All around Kabul unfortunate owners of 39 number plates tell the same story of the abuse they face on the roads of one of the world's most socially conservative countries.

"I did not think it would matter when I got my car," said Zalmay Ahmadi, a 22-year-old business student. "But when I drive around all the other cars flash their lights, beep their horns and people point at me. All my classmates now call me Colonel 39."

Public aversion to the number is such that the city's traffic police department, normally a scene of frantic car owners wrestling with the multiple layers of bureaucracy responsible for issuing number plates, is virtually deserted.

The problem, workers at the department say, is that they are currently only issuing number 39 plates – and there are still another 260 plates bearing the dreaded 39 to allocate.

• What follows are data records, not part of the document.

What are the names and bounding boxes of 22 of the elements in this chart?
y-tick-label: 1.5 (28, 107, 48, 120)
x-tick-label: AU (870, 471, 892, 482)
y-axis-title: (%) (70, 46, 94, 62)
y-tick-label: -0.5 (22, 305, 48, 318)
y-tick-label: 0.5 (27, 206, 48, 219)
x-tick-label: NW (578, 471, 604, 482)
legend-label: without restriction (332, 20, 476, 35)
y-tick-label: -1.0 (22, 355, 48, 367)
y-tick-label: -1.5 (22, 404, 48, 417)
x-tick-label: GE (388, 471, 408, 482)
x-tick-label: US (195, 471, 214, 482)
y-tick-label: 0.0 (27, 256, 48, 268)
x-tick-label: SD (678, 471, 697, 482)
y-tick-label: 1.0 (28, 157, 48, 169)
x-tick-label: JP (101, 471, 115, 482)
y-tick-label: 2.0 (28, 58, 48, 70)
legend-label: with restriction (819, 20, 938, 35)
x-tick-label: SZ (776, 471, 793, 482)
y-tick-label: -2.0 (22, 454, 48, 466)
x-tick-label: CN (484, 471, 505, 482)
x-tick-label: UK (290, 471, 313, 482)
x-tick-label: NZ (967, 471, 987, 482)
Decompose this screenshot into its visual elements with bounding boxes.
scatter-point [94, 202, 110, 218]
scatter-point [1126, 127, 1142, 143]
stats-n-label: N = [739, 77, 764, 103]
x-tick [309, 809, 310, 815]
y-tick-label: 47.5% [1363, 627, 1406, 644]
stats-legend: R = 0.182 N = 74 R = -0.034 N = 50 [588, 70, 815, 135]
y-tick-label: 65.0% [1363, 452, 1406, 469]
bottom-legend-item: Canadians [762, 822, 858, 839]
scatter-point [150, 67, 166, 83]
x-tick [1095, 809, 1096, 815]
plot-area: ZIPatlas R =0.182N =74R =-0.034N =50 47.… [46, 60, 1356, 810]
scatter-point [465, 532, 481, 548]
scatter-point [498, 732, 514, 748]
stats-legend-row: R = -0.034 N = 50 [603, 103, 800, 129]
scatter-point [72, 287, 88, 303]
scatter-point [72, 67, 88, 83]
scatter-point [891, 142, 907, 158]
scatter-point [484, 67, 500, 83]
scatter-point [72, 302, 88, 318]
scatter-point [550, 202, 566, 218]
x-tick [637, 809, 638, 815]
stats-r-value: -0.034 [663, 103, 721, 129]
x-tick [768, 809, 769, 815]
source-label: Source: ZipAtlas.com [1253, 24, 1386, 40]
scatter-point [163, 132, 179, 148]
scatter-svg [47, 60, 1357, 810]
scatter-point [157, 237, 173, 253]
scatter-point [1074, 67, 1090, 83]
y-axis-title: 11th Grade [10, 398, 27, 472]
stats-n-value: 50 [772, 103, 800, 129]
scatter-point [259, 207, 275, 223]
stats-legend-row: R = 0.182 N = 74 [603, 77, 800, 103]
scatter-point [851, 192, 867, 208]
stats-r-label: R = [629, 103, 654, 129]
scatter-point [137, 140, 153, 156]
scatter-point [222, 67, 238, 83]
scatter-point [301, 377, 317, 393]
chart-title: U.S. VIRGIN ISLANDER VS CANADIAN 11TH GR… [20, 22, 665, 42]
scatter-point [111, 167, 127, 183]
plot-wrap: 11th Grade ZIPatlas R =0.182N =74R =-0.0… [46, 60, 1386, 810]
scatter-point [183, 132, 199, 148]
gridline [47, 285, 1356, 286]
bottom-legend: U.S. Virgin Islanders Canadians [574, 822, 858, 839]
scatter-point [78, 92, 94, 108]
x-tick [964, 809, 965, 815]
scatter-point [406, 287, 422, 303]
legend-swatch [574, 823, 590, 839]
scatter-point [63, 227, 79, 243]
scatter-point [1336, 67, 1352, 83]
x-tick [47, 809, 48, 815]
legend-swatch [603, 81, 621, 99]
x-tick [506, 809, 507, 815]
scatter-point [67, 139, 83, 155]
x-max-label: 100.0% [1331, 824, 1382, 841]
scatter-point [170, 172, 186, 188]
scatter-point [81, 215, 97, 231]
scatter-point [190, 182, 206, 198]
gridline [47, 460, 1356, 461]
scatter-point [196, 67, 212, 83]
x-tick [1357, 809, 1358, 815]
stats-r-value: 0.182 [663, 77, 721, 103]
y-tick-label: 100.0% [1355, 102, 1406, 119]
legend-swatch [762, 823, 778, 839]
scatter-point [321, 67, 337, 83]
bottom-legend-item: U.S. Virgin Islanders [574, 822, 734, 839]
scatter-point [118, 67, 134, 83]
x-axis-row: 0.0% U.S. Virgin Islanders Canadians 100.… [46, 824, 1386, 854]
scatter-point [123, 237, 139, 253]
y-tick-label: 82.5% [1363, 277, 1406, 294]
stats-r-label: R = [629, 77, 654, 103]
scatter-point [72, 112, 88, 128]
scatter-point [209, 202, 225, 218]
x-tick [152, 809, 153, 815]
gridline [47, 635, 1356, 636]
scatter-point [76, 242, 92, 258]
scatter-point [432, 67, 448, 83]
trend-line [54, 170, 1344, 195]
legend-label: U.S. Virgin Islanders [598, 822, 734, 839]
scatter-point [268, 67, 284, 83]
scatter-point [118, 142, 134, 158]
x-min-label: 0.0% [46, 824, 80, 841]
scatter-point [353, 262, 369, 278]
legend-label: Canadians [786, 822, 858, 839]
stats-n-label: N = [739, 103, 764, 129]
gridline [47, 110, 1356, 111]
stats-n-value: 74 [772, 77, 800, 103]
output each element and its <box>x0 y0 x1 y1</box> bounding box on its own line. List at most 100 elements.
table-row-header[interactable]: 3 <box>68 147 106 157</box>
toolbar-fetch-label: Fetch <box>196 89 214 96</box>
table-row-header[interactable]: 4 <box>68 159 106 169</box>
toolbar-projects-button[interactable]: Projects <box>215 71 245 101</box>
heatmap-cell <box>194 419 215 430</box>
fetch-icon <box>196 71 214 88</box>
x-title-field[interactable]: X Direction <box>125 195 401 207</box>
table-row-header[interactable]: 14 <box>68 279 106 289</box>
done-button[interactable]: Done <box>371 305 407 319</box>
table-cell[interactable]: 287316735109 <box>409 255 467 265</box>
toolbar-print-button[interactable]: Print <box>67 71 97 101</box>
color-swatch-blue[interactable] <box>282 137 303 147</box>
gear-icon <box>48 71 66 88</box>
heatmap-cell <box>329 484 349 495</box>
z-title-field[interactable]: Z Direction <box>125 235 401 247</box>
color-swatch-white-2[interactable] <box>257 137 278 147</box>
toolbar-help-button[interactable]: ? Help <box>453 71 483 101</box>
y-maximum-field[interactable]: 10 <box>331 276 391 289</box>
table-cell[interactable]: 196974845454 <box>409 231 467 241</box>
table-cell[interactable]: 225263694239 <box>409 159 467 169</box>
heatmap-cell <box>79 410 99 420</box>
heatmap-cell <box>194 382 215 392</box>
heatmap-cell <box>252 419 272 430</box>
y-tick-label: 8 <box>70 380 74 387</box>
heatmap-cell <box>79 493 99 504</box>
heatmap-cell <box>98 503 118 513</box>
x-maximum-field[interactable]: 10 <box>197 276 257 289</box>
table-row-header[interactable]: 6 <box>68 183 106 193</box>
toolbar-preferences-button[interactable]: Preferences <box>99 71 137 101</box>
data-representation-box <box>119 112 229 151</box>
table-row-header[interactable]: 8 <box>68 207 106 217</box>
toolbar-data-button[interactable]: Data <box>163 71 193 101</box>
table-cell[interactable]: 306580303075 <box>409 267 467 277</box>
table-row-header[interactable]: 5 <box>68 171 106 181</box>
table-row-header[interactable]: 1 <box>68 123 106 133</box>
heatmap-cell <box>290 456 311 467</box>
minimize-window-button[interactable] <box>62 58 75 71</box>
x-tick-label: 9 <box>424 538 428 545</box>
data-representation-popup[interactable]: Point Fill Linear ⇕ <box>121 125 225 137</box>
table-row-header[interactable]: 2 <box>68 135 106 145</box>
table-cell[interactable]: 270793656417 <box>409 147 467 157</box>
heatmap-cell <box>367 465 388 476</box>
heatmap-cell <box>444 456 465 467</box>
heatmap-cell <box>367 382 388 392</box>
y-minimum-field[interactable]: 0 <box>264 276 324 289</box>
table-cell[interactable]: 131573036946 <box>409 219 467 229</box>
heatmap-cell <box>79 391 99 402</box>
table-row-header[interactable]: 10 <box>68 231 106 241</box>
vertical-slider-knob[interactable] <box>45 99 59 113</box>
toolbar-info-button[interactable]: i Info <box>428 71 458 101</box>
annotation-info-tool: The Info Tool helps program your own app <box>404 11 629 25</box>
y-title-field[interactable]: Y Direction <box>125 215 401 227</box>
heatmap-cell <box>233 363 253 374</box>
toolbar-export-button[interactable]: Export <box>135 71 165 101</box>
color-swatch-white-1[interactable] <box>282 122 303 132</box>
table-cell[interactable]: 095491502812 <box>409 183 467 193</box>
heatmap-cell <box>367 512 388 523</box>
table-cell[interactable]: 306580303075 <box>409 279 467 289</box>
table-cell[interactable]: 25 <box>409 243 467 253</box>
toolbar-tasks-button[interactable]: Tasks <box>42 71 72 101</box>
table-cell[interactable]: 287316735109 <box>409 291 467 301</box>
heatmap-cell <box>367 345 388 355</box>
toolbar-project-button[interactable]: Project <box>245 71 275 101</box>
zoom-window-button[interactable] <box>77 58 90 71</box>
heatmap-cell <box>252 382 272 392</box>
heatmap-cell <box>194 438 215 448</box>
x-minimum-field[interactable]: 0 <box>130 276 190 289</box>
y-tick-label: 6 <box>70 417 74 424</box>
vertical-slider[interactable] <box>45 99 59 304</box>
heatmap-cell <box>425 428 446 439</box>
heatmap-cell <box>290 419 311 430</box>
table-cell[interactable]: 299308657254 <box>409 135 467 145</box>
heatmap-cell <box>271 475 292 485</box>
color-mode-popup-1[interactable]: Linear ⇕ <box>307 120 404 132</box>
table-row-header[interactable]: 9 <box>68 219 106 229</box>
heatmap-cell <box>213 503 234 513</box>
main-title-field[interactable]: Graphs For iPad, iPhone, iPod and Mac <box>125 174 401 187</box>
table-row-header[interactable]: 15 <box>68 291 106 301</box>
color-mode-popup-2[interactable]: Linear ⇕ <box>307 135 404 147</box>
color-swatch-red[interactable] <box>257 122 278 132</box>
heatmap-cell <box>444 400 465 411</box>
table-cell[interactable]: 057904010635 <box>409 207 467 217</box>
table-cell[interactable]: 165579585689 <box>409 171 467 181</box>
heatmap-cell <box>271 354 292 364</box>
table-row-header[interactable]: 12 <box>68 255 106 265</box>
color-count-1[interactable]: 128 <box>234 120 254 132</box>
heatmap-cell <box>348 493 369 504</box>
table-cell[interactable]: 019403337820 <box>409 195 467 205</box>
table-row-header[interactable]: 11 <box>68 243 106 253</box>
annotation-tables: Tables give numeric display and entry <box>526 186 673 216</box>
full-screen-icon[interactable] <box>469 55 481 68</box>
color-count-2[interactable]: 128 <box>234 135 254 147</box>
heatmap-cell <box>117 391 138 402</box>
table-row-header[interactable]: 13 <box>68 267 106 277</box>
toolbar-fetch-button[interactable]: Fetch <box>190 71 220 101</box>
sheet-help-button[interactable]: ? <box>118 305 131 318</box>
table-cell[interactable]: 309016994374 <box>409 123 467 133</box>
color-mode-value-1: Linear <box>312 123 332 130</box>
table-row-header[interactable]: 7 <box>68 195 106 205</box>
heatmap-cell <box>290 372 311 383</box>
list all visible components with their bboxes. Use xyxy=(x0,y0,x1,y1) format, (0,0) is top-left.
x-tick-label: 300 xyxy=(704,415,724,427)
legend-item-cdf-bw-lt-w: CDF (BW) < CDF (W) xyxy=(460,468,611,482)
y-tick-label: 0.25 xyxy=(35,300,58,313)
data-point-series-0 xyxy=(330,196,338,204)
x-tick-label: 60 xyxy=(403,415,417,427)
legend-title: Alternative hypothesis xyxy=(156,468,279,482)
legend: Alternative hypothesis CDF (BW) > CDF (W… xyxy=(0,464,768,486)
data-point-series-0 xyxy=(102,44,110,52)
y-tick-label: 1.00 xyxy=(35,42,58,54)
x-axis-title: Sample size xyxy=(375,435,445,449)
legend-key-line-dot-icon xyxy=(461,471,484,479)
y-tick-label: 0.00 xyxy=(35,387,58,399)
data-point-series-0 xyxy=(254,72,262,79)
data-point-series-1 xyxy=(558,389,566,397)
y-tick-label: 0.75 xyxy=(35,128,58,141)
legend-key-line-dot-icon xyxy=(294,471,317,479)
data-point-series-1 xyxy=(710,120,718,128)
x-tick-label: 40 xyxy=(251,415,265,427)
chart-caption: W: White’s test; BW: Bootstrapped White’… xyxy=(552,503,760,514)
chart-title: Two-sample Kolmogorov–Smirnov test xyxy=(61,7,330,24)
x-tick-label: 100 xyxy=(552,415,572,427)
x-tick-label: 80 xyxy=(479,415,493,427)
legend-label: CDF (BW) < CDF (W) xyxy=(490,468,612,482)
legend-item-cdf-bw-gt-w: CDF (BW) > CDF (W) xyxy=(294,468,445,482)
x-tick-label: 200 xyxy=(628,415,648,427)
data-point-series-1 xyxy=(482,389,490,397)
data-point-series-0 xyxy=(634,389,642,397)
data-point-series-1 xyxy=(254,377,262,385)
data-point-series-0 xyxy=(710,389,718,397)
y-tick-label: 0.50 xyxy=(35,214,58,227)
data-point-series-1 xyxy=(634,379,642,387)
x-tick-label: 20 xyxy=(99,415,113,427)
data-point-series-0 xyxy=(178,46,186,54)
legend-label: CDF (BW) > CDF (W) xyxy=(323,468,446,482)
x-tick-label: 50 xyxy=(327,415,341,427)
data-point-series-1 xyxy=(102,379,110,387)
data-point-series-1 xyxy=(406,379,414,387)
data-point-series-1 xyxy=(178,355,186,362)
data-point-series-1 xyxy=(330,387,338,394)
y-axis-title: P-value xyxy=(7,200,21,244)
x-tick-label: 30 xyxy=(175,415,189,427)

Those who cannot wait can pay a premium to get another number.

"The traffic commission workers are demanding bribes of $230 (£142) to issue a different number," said Zamin Ali, a 51-year-old who works as a driver. "It makes no sense because the number does not mean anything in sharia law, or in the hadith or mathematics. But if you try and sell a car with a 39 number plate you will have to discount it by $2,000."

It is not just car number plates. According to Mohammad Zahir, the head of Kabul's criminal investigations department, the unfortunate owners of flat 39 in one of the old Soviet-era housing blocks have been unable find anyone to take it off them.

"If anyone buys or rents that flat all the boys in the neighbourhood will taunt them," he said.

Although many people say they have no idea why the number is so reviled, it is possibly based on the apocryphal tale of a pimp who worked in the western city of Herat who had both a 39 number plate and lived in an apartment numbered 39.

The shunning of 39 comes weeks after horrified drivers frantically removed once coveted rainbow decorations on imported cars after discovering that they were gay pride symbols.